Ficou muito claro que o esquema geral de indicações políticas para composição do conselho diretor e das vice-presidências proporcionaram um tipo de relacionamento espúrio que não só deu espaço para toda sorte de corrupções ou de atuações irregulares, como também acaba sendo elemento de fragilização do relacionamento com o mercado.
As indicações políticas estão na origem da corrupção encontrada na Caixa?
O funcionamento geral da governança do banco propicia esse tipo de ilicitude. Não é só uma questão de indicação política. É toda uma estrutura de funcionamento e seleção de pessoas que acaba dando asas a esse tipo de coisa.
A preocupação do MPF com a Caixa diminui com o afastamento dos quatro executivos?
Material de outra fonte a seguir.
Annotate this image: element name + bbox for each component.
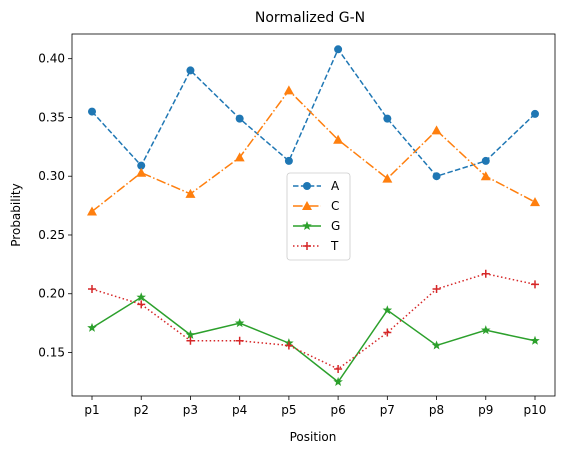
data-point [334, 364, 343, 373]
legend-label: G [331, 219, 340, 233]
y-tick-label: 0.15 [38, 346, 65, 360]
series-line-t [91, 272, 536, 370]
data-point [531, 109, 539, 118]
data-point [382, 173, 393, 183]
data-point [284, 341, 293, 350]
x-tick-label: p8 [429, 403, 444, 417]
data-point [283, 85, 294, 95]
y-tick-label: 0.30 [38, 169, 65, 183]
legend-marker [303, 242, 311, 250]
data-point [333, 134, 344, 144]
data-point [137, 300, 146, 309]
series-layer [87, 45, 540, 386]
data-point [432, 172, 441, 181]
y-axis: 0.15 0.20 0.25 0.30 0.35 0.40 [38, 52, 72, 360]
legend-frame [286, 172, 351, 261]
data-point [481, 156, 490, 165]
series-c [87, 85, 540, 216]
x-tick-label: p2 [134, 403, 149, 417]
data-point [185, 188, 196, 198]
series-t [88, 269, 539, 373]
data-point [137, 161, 146, 170]
series-line-c [91, 89, 536, 213]
data-point [431, 340, 442, 350]
data-point [284, 156, 293, 165]
data-point [87, 322, 97, 332]
legend-item-t: T [293, 239, 339, 253]
data-point [333, 376, 343, 386]
data-point [531, 280, 539, 289]
x-tick-label: p6 [330, 403, 345, 417]
x-tick-label: p1 [84, 403, 99, 417]
y-tick-label: 0.25 [38, 228, 65, 242]
x-tick-label: p9 [478, 403, 493, 417]
y-tick-label: 0.35 [38, 110, 65, 124]
data-point [185, 329, 196, 339]
legend-label: T [330, 239, 339, 253]
data-point [186, 336, 195, 345]
data-point [136, 167, 147, 177]
chart-title: Normalized G-N [255, 10, 365, 26]
data-point [383, 114, 392, 123]
legend-item-g: G [293, 219, 340, 233]
y-axis-label: Probability [9, 183, 23, 246]
legend-label: C [331, 199, 339, 213]
data-point [88, 285, 96, 294]
series-line-g [91, 296, 536, 383]
series-g [87, 292, 540, 386]
legend-label: A [331, 179, 340, 193]
data-point [334, 45, 343, 54]
data-point [234, 318, 245, 328]
series-line-a [91, 47, 536, 178]
x-axis-label: Position [290, 430, 337, 444]
data-point [530, 197, 540, 207]
data-point [88, 107, 96, 116]
legend-marker [302, 201, 312, 210]
data-point [530, 335, 540, 345]
x-tick-label: p10 [524, 403, 547, 417]
data-point [432, 285, 441, 294]
legend-item-a: A [293, 179, 340, 193]
x-tick-label: p4 [232, 403, 247, 417]
data-point [234, 152, 245, 162]
data-point [481, 325, 491, 335]
x-tick-label: p3 [183, 403, 198, 417]
x-tick-label: p5 [281, 403, 296, 417]
data-point [87, 206, 97, 216]
data-point [235, 336, 244, 345]
data-point [382, 305, 393, 315]
legend-marker [302, 221, 312, 231]
legend-marker [303, 182, 311, 190]
series-a [88, 45, 539, 181]
data-point [186, 66, 195, 75]
x-tick-label: p7 [380, 403, 395, 417]
y-tick-label: 0.40 [38, 52, 65, 66]
data-point [136, 292, 146, 302]
plot-area [71, 33, 556, 397]
data-point [480, 171, 491, 181]
legend-item-c: C [293, 199, 339, 213]
data-point [383, 328, 392, 337]
data-point [431, 125, 442, 135]
data-point [481, 269, 490, 278]
y-tick-label: 0.20 [38, 287, 65, 301]
x-axis: p1 p2 p3 p4 p5 p6 p7 p8 p9 p10 [84, 396, 546, 417]
data-point [235, 114, 244, 123]
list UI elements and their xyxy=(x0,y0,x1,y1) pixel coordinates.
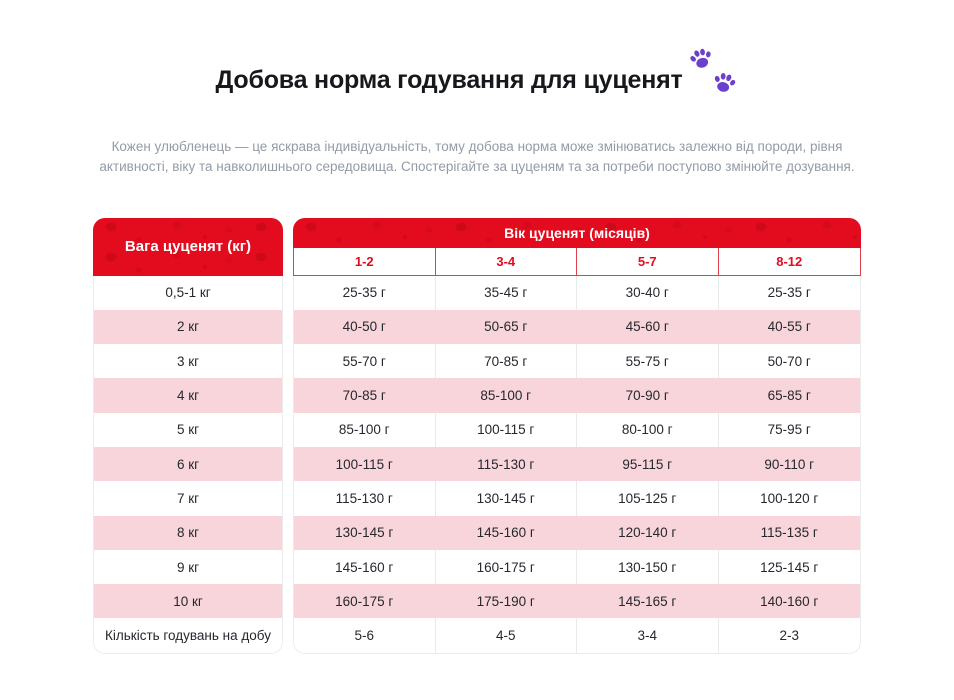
portion-cell: 115-130 г xyxy=(435,446,577,482)
portion-cell: 130-145 г xyxy=(436,481,577,516)
portion-cell: 140-160 г xyxy=(718,584,860,619)
portion-cell: 50-70 г xyxy=(767,353,811,369)
age-range-header: 5-7 xyxy=(577,247,719,275)
portion-cell: 100-115 г xyxy=(436,412,577,447)
feedings-per-day-cell: 4-5 xyxy=(436,618,577,653)
age-range-header: 1-2 xyxy=(294,247,436,275)
portion-cell: 115-135 г xyxy=(718,515,860,550)
age-group-header: Вік цуценят (місяців) xyxy=(293,217,861,248)
portion-cell: 85-100 г xyxy=(435,378,577,413)
table-row: 25-35 г 35-45 г 30-40 г 25-35 г xyxy=(294,275,860,310)
table-row: 40-50 г 50-65 г 45-60 г 40-55 г xyxy=(294,309,860,345)
portion-cell: 50-65 г xyxy=(435,309,577,345)
portion-cell: 70-85 г xyxy=(436,344,577,379)
portion-cell: 55-75 г xyxy=(577,344,719,379)
portion-cell: 145-160 г xyxy=(294,549,436,585)
feedings-per-day-cell: 5-6 xyxy=(294,618,436,653)
portion-cell: 35-45 г xyxy=(436,275,577,310)
weight-cell: 3 кг xyxy=(94,344,282,379)
portion-cell: 160-175 г xyxy=(436,549,577,585)
weight-cell: 4 кг xyxy=(94,378,282,413)
weight-cell: 10 кг xyxy=(94,584,282,619)
portion-cell: 100-115 г xyxy=(294,446,436,482)
portion-cell: 145-165 г xyxy=(577,584,719,619)
portion-cell: 80-100 г xyxy=(577,412,719,447)
weight-cell: 7 кг xyxy=(94,481,282,516)
age-range-header: 8-12 xyxy=(776,253,803,269)
feedings-per-day-cell: 2-3 xyxy=(779,628,799,644)
portion-cell: 160-175 г xyxy=(294,584,436,619)
weight-column-body: 0,5-1 кг 2 кг 3 кг 4 кг 5 кг 6 кг 7 кг 8… xyxy=(93,275,283,654)
portion-cell: 105-125 г xyxy=(577,481,719,516)
weight-cell: 9 кг xyxy=(94,549,282,585)
table-row: 160-175 г 175-190 г 145-165 г 140-160 г xyxy=(294,584,860,619)
portion-cell: 30-40 г xyxy=(577,275,719,310)
title-row: Добова норма годування для цуценят xyxy=(0,48,954,125)
portion-cell: 65-85 г xyxy=(718,378,860,413)
age-range-row: 1-2 3-4 5-7 8-12 xyxy=(293,247,861,276)
portion-cell: 90-110 г xyxy=(718,446,860,482)
portion-cell: 55-70 г xyxy=(294,344,436,379)
table-row: 5-6 4-5 3-4 2-3 xyxy=(294,618,860,653)
table-row: 70-85 г 85-100 г 70-90 г 65-85 г xyxy=(294,378,860,413)
weight-column-header-label: Вага цуценят (кг) xyxy=(124,238,252,255)
portion-cell: 25-35 г xyxy=(294,275,436,310)
table-row: 145-160 г 160-175 г 130-150 г 125-145 г xyxy=(294,549,860,585)
portion-cell: 70-85 г xyxy=(294,378,436,413)
portion-cell: 115-130 г xyxy=(294,481,436,516)
feedings-per-day-label: Кількість годувань на добу xyxy=(94,618,282,653)
portion-cell: 125-145 г xyxy=(760,559,819,575)
portion-cell: 40-55 г xyxy=(718,309,860,345)
portions-body: 25-35 г 35-45 г 30-40 г 25-35 г 40-50 г … xyxy=(293,275,861,654)
portion-cell: 70-90 г xyxy=(577,378,719,413)
portion-cell: 85-100 г xyxy=(294,412,436,447)
weight-cell: 6 кг xyxy=(94,446,282,482)
portion-cell: 100-120 г xyxy=(760,490,819,506)
portion-cell: 130-150 г xyxy=(577,549,719,585)
table-row: 85-100 г 100-115 г 80-100 г 75-95 г xyxy=(294,412,860,447)
portion-cell: 145-160 г xyxy=(435,515,577,550)
table-row: 100-115 г 115-130 г 95-115 г 90-110 г xyxy=(294,446,860,482)
weight-cell: 5 кг xyxy=(94,412,282,447)
portion-cell: 130-145 г xyxy=(294,515,436,550)
table-row: 130-145 г 145-160 г 120-140 г 115-135 г xyxy=(294,515,860,550)
feedings-per-day-cell: 3-4 xyxy=(577,618,719,653)
paw-prints-icon xyxy=(689,48,739,125)
portion-cell: 175-190 г xyxy=(435,584,577,619)
weight-cell: 0,5-1 кг xyxy=(94,275,282,310)
weight-cell: 8 кг xyxy=(94,515,282,550)
portion-cell: 120-140 г xyxy=(577,515,719,550)
weight-cell: 2 кг xyxy=(94,309,282,345)
table-row: 115-130 г 130-145 г 105-125 г 100-120 г xyxy=(294,481,860,516)
page-title: Добова норма годування для цуценят xyxy=(215,66,683,94)
age-group-header-label: Вік цуценят (місяців) xyxy=(504,224,650,241)
page-subtitle: Кожен улюбленець — це яскрава індивідуал… xyxy=(99,139,855,175)
header: Добова норма годування для цуценят xyxy=(0,0,954,178)
portion-cell: 95-115 г xyxy=(577,446,719,482)
portion-cell: 25-35 г xyxy=(767,285,811,301)
table-row: 55-70 г 70-85 г 55-75 г 50-70 г xyxy=(294,344,860,379)
feeding-table: Вага цуценят (кг) 0,5-1 кг 2 кг 3 кг 4 к… xyxy=(0,217,954,654)
age-columns: Вік цуценят (місяців) 1-2 3-4 5-7 8-12 2… xyxy=(293,217,861,654)
age-range-header: 3-4 xyxy=(436,247,577,275)
portion-cell: 45-60 г xyxy=(577,309,719,345)
portion-cell: 40-50 г xyxy=(294,309,436,345)
portion-cell: 75-95 г xyxy=(767,422,811,438)
weight-column-header: Вага цуценят (кг) xyxy=(93,217,283,276)
weight-column: Вага цуценят (кг) 0,5-1 кг 2 кг 3 кг 4 к… xyxy=(93,217,283,654)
Nossa recomendação em dezembro não era de afastar os quatro vice-presidentes, não fulanizamos a recomendação. Buscamos que houvesse um cronograma público e adequado de substituição dos vice-presidentes por meio de mecanismos profissionais, com a contratação de uma empresa de headhunter (consultoria especializada em contratar executivos). Não adianta afastar e trocar seis por meia dúzia. O ideal é alterar o modo seleção para que os ilícitos não se repitam.
Os mesmos partidos que indicaram os vices afastados agora cobram a nomeação de novos executivos indicados por eles.
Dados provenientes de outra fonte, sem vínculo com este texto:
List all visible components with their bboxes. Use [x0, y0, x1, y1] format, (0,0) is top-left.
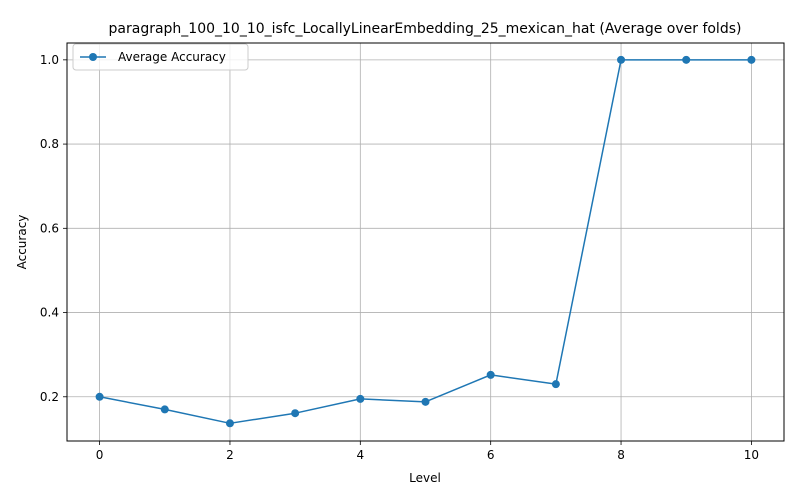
x-axis-label: Level — [409, 471, 441, 485]
legend-box — [72, 43, 249, 71]
plot-area-frame — [66, 42, 785, 442]
legend: Average Accuracy — [72, 43, 249, 71]
y-tick-label: 0.2 — [40, 390, 59, 404]
data-point — [421, 397, 430, 406]
data-point — [617, 55, 626, 64]
y-tick-label: 0.8 — [40, 137, 59, 151]
x-tick-label: 8 — [617, 448, 625, 462]
data-point — [95, 392, 104, 401]
data-point — [551, 380, 560, 389]
y-tick-label: 1.0 — [40, 53, 59, 67]
y-axis-label: Accuracy — [15, 215, 29, 270]
data-point — [356, 394, 365, 403]
series-layer — [95, 55, 756, 428]
axis-ticks: 0 2 4 6 8 10 0.2 0.4 0.6 0.8 1.0 — [40, 53, 759, 462]
y-tick-label: 0.6 — [40, 221, 59, 235]
data-point — [291, 409, 300, 418]
data-point — [486, 370, 495, 379]
data-point — [682, 55, 691, 64]
legend-marker — [89, 53, 97, 61]
x-tick-label: 4 — [356, 448, 364, 462]
y-tick-label: 0.4 — [40, 306, 59, 320]
data-point — [747, 55, 756, 64]
chart-title: paragraph_100_10_10_isfc_LocallyLinearEm… — [109, 21, 742, 37]
series-line — [99, 59, 752, 425]
x-tick-label: 0 — [96, 448, 104, 462]
x-tick-label: 6 — [487, 448, 495, 462]
legend-label: Average Accuracy — [118, 50, 226, 64]
data-point — [225, 419, 234, 428]
data-point — [160, 405, 169, 414]
x-tick-label: 10 — [744, 448, 759, 462]
x-tick-label: 2 — [226, 448, 234, 462]
grid — [67, 43, 784, 441]
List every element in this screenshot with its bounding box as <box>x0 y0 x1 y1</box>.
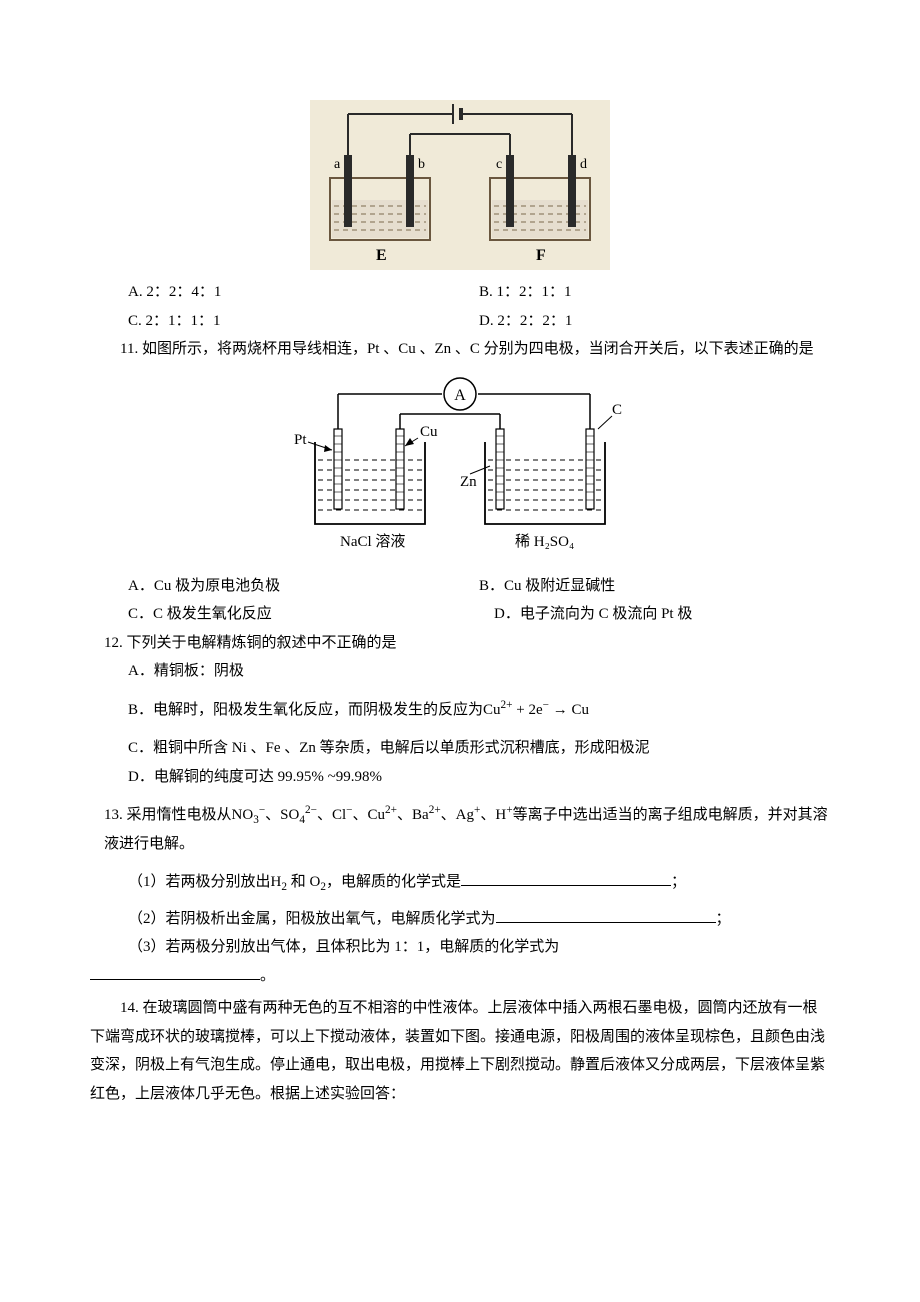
q11-choice-row-2: C．C 极发生氧化反应 D．电子流向为 C 极流向 Pt 极 <box>90 600 830 629</box>
ammeter-label: A <box>454 387 466 404</box>
q13-part-3: （3）若两极分别放出气体，且体积比为 1：1，电解质的化学式为 <box>90 933 830 962</box>
q10-choice-a: A. 2：2：4：1 <box>90 278 479 307</box>
q13-part-3-blank-line: 。 <box>90 962 830 991</box>
svg-text:b: b <box>418 157 425 172</box>
q13-p1-tail: ； <box>671 874 686 890</box>
q11-choice-row-1: A．Cu 极为原电池负极 B．Cu 极附近显碱性 <box>90 572 830 601</box>
q13-blank-3[interactable] <box>90 964 260 980</box>
svg-text:Zn: Zn <box>460 474 477 490</box>
q14-text: 14. 在玻璃圆筒中盛有两种无色的互不相溶的中性液体。上层液体中插入两根石墨电极… <box>90 994 830 1108</box>
q12-choice-c: C．粗铜中所含 Ni 、Fe 、Zn 等杂质，电解后以单质形式沉积槽底，形成阳极… <box>90 734 830 763</box>
q13-blank-2[interactable] <box>496 907 716 923</box>
q10-choice-row-1: A. 2：2：4：1 B. 1：2：1：1 <box>90 278 830 307</box>
q11-choice-d: D．电子流向为 C 极流向 Pt 极 <box>464 600 830 629</box>
q10-choice-c: C. 2：1：1：1 <box>90 307 479 336</box>
svg-text:E: E <box>376 247 387 264</box>
svg-text:NaCl 溶液: NaCl 溶液 <box>340 533 405 550</box>
q13-p1-mid: H2 和 O2 <box>271 874 326 890</box>
q13-p2-tail: ； <box>716 911 731 927</box>
q12-b-formula: Cu2+ + 2e− → Cu <box>483 702 589 718</box>
q10-choice-d: D. 2：2：2：1 <box>479 307 830 336</box>
q13-ions: NO3−、SO42−、Cl−、Cu2+、Ba2+、Ag+、H+ <box>232 807 513 823</box>
svg-text:Pt: Pt <box>294 432 307 448</box>
q13-p2-text: （2）若阴极析出金属，阳极放出氧气，电解质化学式为 <box>128 911 496 927</box>
q10-choice-row-2: C. 2：1：1：1 D. 2：2：2：1 <box>90 307 830 336</box>
q12-stem: 12. 下列关于电解精炼铜的叙述中不正确的是 <box>90 629 830 658</box>
svg-text:d: d <box>580 157 587 172</box>
svg-text:稀 H₂SO₄: 稀 H₂SO₄ <box>515 533 574 550</box>
q13-p1-prefix: （1）若两极分别放出 <box>128 874 271 890</box>
electrolysis-series-diagram: a b E c d F <box>310 100 610 270</box>
q13-part-1: （1）若两极分别放出H2 和 O2，电解质的化学式是 ； <box>90 868 830 897</box>
q12-b-prefix: B．电解时，阳极发生氧化反应，而阴极发生的反应为 <box>128 702 483 718</box>
battery-electrolysis-diagram: A <box>290 374 630 564</box>
svg-text:Cu: Cu <box>420 424 438 440</box>
svg-text:F: F <box>536 247 546 264</box>
q12-choice-d: D．电解铜的纯度可达 99.95% ~99.98% <box>90 763 830 792</box>
svg-text:C: C <box>612 402 622 418</box>
svg-text:c: c <box>496 157 502 172</box>
svg-text:a: a <box>334 157 341 172</box>
q11-choice-a: A．Cu 极为原电池负极 <box>90 572 479 601</box>
q13-p3-tail: 。 <box>260 968 275 984</box>
q10-choice-b: B. 1：2：1：1 <box>479 278 830 307</box>
q13-blank-1[interactable] <box>461 870 671 886</box>
q13-stem-prefix: 13. 采用惰性电极从 <box>104 807 232 823</box>
q11-stem: 11. 如图所示，将两烧杯用导线相连，Pt 、Cu 、Zn 、C 分别为四电极，… <box>90 335 830 364</box>
q12-choice-b: B．电解时，阳极发生氧化反应，而阴极发生的反应为Cu2+ + 2e− → Cu <box>90 696 830 725</box>
q11-choice-c: C．C 极发生氧化反应 <box>90 600 464 629</box>
q13-p1-suffix: ，电解质的化学式是 <box>326 874 461 890</box>
q10-diagram: a b E c d F <box>90 100 830 270</box>
q13-stem: 13. 采用惰性电极从NO3−、SO42−、Cl−、Cu2+、Ba2+、Ag+、… <box>90 801 830 858</box>
q13-p3-text: （3）若两极分别放出气体，且体积比为 1：1，电解质的化学式为 <box>128 939 559 955</box>
q12-choice-a: A．精铜板：阴极 <box>90 657 830 686</box>
q11-choice-b: B．Cu 极附近显碱性 <box>479 572 830 601</box>
q13-part-2: （2）若阴极析出金属，阳极放出氧气，电解质化学式为 ； <box>90 905 830 934</box>
q11-diagram: A <box>90 374 830 564</box>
Isso atesta o que nós afirmamos: que se busca utilizar o banco público não para aquilo que ele serve e que é previsto na legislação, mas para alimentar pretensões político-partidárias.
A Caixa segue uma série de regras financeiras, como do Banco Central e Comissão de Valores Mobiliários. Esse arcabouço do mundo financeiro foi inválido?
Ele comprovadamente não foi (válido) e não está sendo. Pelas investigações, está plenamente demonstrado que a gestão não é baseada na atuação técnica. Existe um componente político que não deveria existir. Uma instituição financeira, seja privada ou pública, tem de ser gerida de forma absolutamente profissional. No caso da Caixa, está claro que essa estrutura normativa não foi suficiente para garantir uma gestão profissional e isenta de riscos políticos.
Uma crítica que se faz é que o Executivo, como controlador do banco público, pode escolher pessoas de confiança para gerir essa instituição.
A pergunta que deve existir é: qual é o interesse de se indicar pessoas com comprometimento político para a direção de estatais? É justamente gerar um relacionamento espúrio entre os que estão ali alocados com os agentes patrocinadores políticos e as empresas que acabam tendo acesso diferenciado a essa estatal, dependendo da vinculação política. Isso não só gera risco moral, como um grande risco de desvirtuamento de corrupção no mercado. O Estado deve agir de forma a não gerar desequilíbrio. Não pode ser uma intervenção manipuladora. Quando o Estado se corrompe e corrompe as estatais, ele acaba corrompendo o próprio mercado.
Durante a investigação, foi encontrado algum sinal de risco sistêmico?
Não acreditamos que exista, no momento, risco sistêmico. Não é disso que se trata. O que existe é um grande risco moral, reputacional e de corrupção no mercado. Se o banco público tem critérios não técnicos para selecionar clientes ou operações de crédito, isso afeta o custo de capital de diversas empresas. Quando você tem um custo de capital distinto em razão de critérios políticos há risco de concorrência corrompida, o que é um grande elemento de geração de ineficiência.
O senhor não teme ser acusado de interferir no mercado, que em tese, deveria se autoajustar?
O que estamos tentando corrigir é, justamente, a deturpação do mercado. Queremos que o mercado volte à normalidade. Se identificamos que as decisões não estão sendo pautadas por critérios econômico-financeiros, mas por critérios de influência política e corrupção, o que estamos fazendo é restituir a normalidade ao mercado. Trata-se de restituir uma concorrência leal e uma regularidade que estavam sendo corrompidas pela ação ilícita de uma organização criminosa.
A investigação mostrou que um grupo de empresas tinha facilidades na Caixa?
Exatamente, ou que passaram a ter facilidades após se relacionarem com a organização criminosa composta por agentes políticos.
Sem esse esquema, a Caixa poderia ter uma alocação mais eficiente de recursos e até um lucro maior?
Alocação mais eficiente, lucro maior e mercado mais regular e normalizado.
As informações são do jornal O Estado de S. Paulo.